I'm very proud of my community of Cowan. They're a strong community, a resilient community and a community that truly embodies the heart of this great nation. When I go out and speak to the people of Cowan and talk to businesses, individuals, families and working parents, what do you think it is that they say to me? Do you think they say to me that what they want from this government is big tax cuts for foreign multinational businesses and millionaires? Do you think that the people of Cowan tell me that they want to pay more personal income tax in order to fund tax cuts for millionaires? Do the people of Cowan, and indeed the people of Western Australia, say that they want their wages to continue stagnating while watching this out-of-touch government back cuts to weekend penalty rates and give a $65 billion bonus to big business? No, that's not what they're saying. That's not what they want.

This government keeps crowing on about how great it is at financial management. I say to it: tell that to the people of Western Australia, where the former WA Liberal-National government's financial recklessness has just been exposed in a recent report. That report, the Langoulant report, exposes the worst case of financial risk in the granting of billions of dollars of contracts with no business case. Guess who that report implicates? None other than the current federal Attorney-General, who as WA Treasurer in the Barnett government failed to heed warnings of falling GST share, spent at a rate higher than WA's economic growth and increased spending by 10.8 per cent while revenue grew only by six per cent.

It doesn't stop there, because it seems that this federal Treasurer is working from the same playbook when it comes to economic mismanagement. For a start, he can't make up his mind on tax, revenue or spending. He fails to heed the advice of the RBA governor about the danger of funding company tax cuts through higher budget deficits and government debt. He continues to spruik the myth of trickle-down economics, as did the minister in his previous contribution today.

Trickle-down economics has actually never been tested in its purest form, so there is actually no real evidence to support it as an effective way to stimulate growth and jobs—or 'jobs and growth', as those on the other side would say. Former US Presidents Reagan and Bush were renowned for their belief in trickle-down economics, but what happened there? In both cases, the exact opposite occurred. In fact, income inequality worsened, and between 1979 and 2005 after-tax household income rose by just six per cent for the bottom fifth. It sounds okay—the bottom fifth got a six per cent rise in their income—until you see what happened for the top fifth. The top fifth's income increased by 80 per cent. The top one per cent actually saw their income triple. So, instead of trickling down, the prosperity trickled up.

This is the road that this government wants us to go down. We have the Prime Minister going and rubbing shoulders with the President of the United States and coming here and saying that this is an economic model for Australia. Well, I don't think Australians want to be Americans. I can only wonder how this government is just so out of touch with everyday Australians that it continues its sole focus on these tax cuts for big business and millionaires.

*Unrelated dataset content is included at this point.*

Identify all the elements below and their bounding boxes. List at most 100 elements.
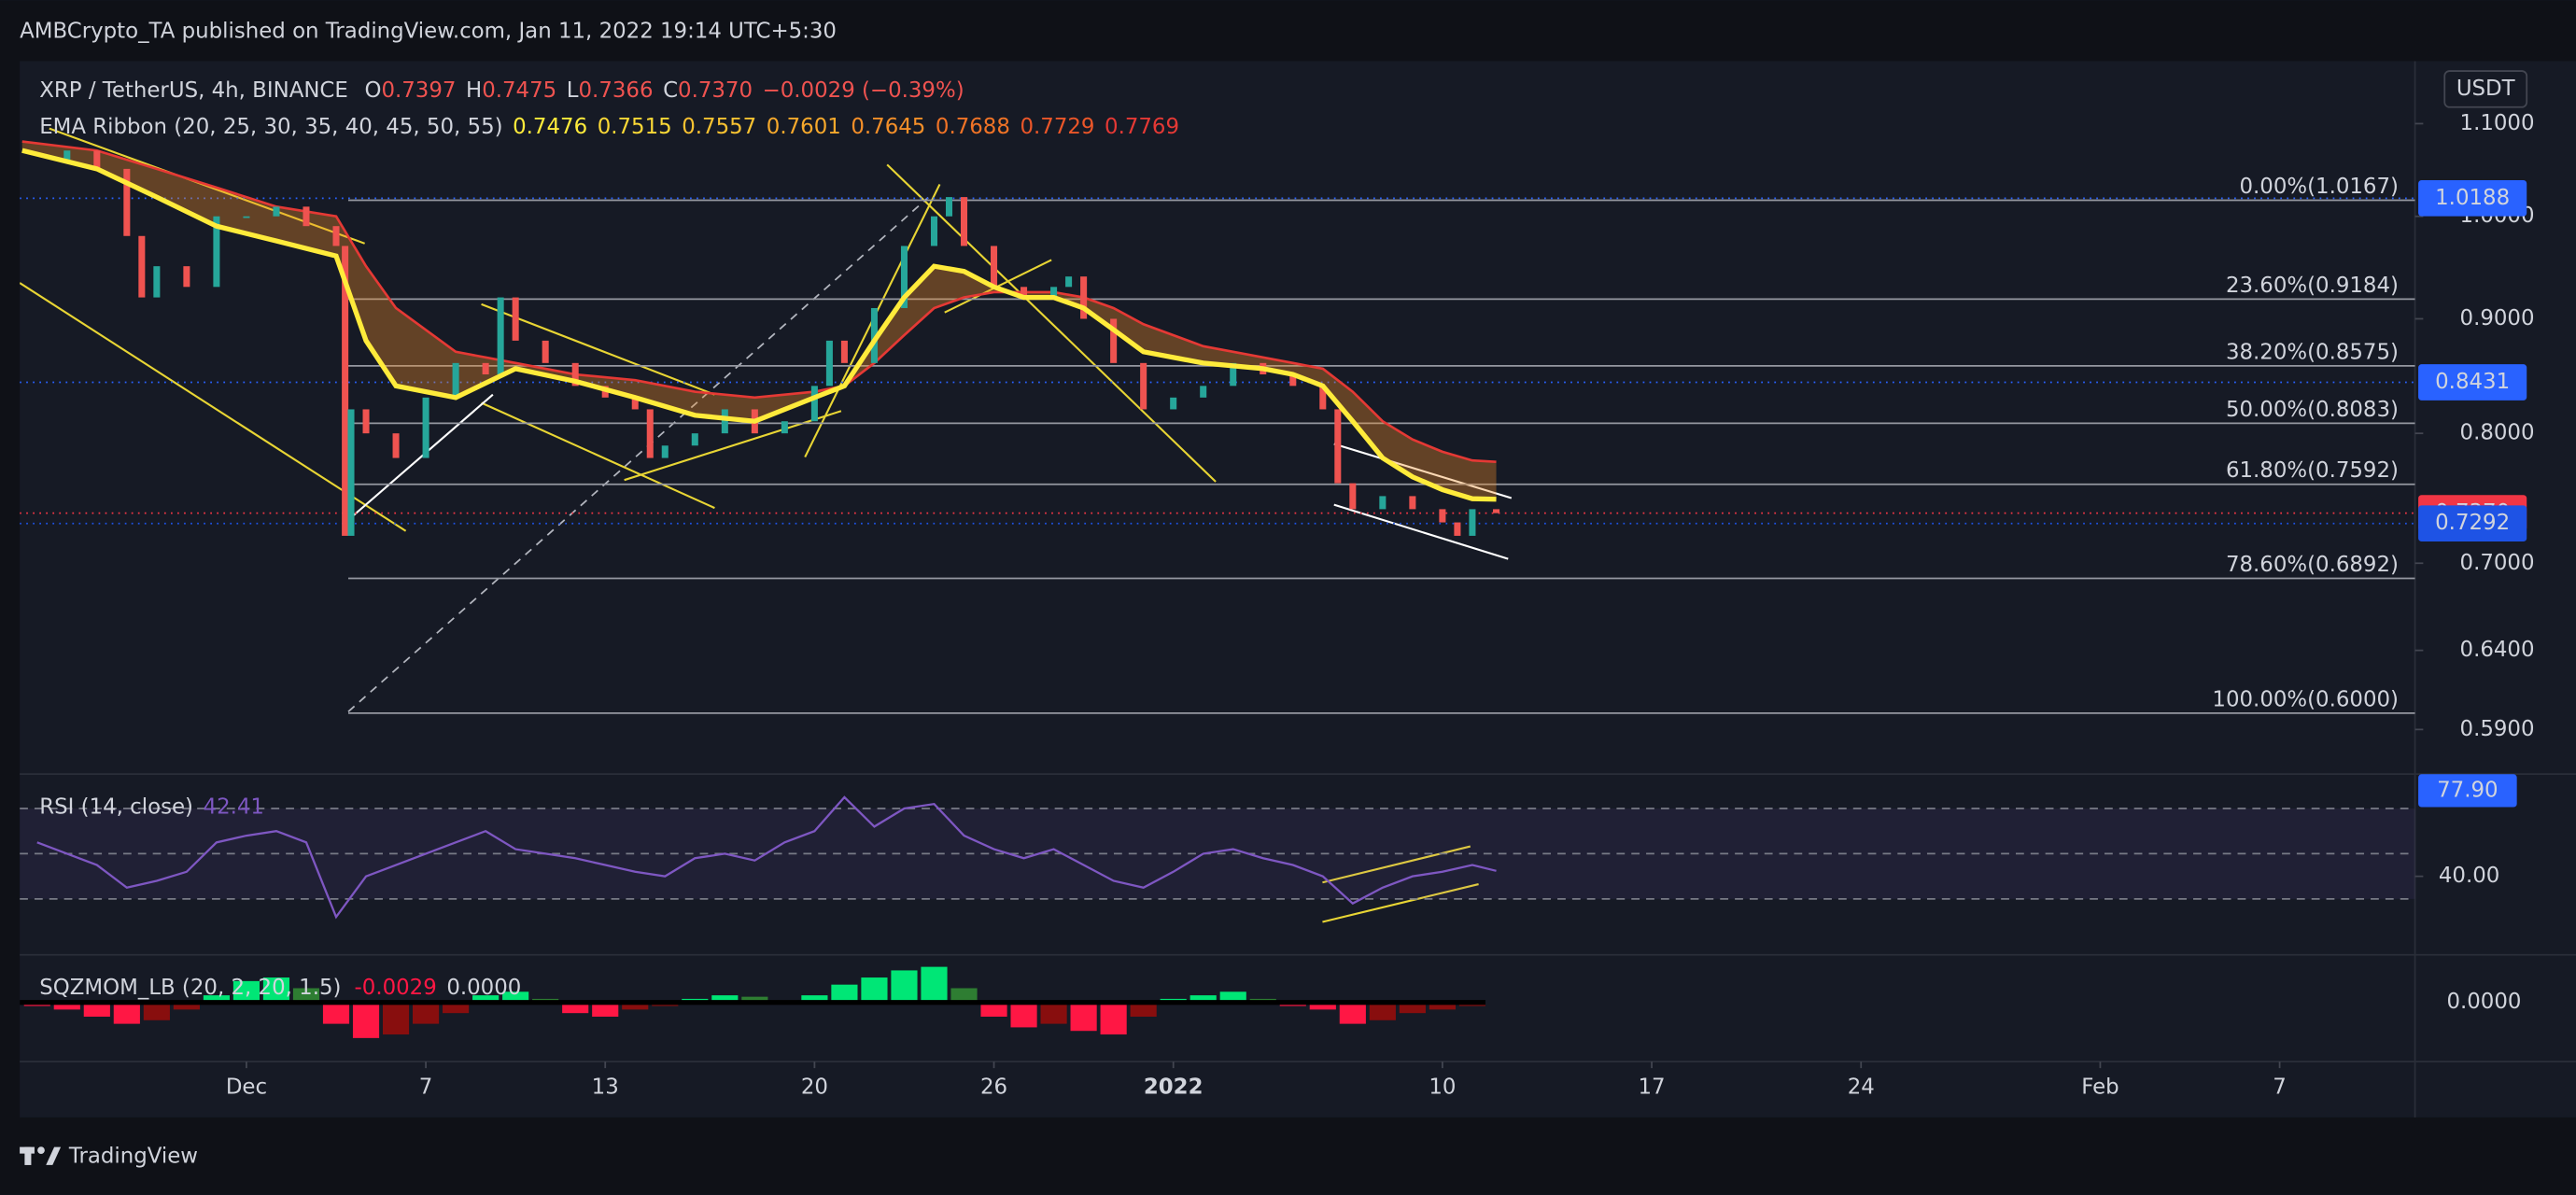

Australians aren't stupid. They certainly aren't stupid enough to fall for the snake oil con that somehow, just somehow, they're going to be better off when big business gets tax cuts and when millionaires get a tax break. They're smart enough to know that under this government they've seen the real value of their pay packets go backwards, as the cost of living continues to increase while their incomes stagnate and they face job insecurity and underemployment. Australians are smart enough not to trust this government and this Treasurer to deliver a real policy agenda that prioritises their needs for lower energy costs, affordable health insurance, affordable housing and some relief on housing debts.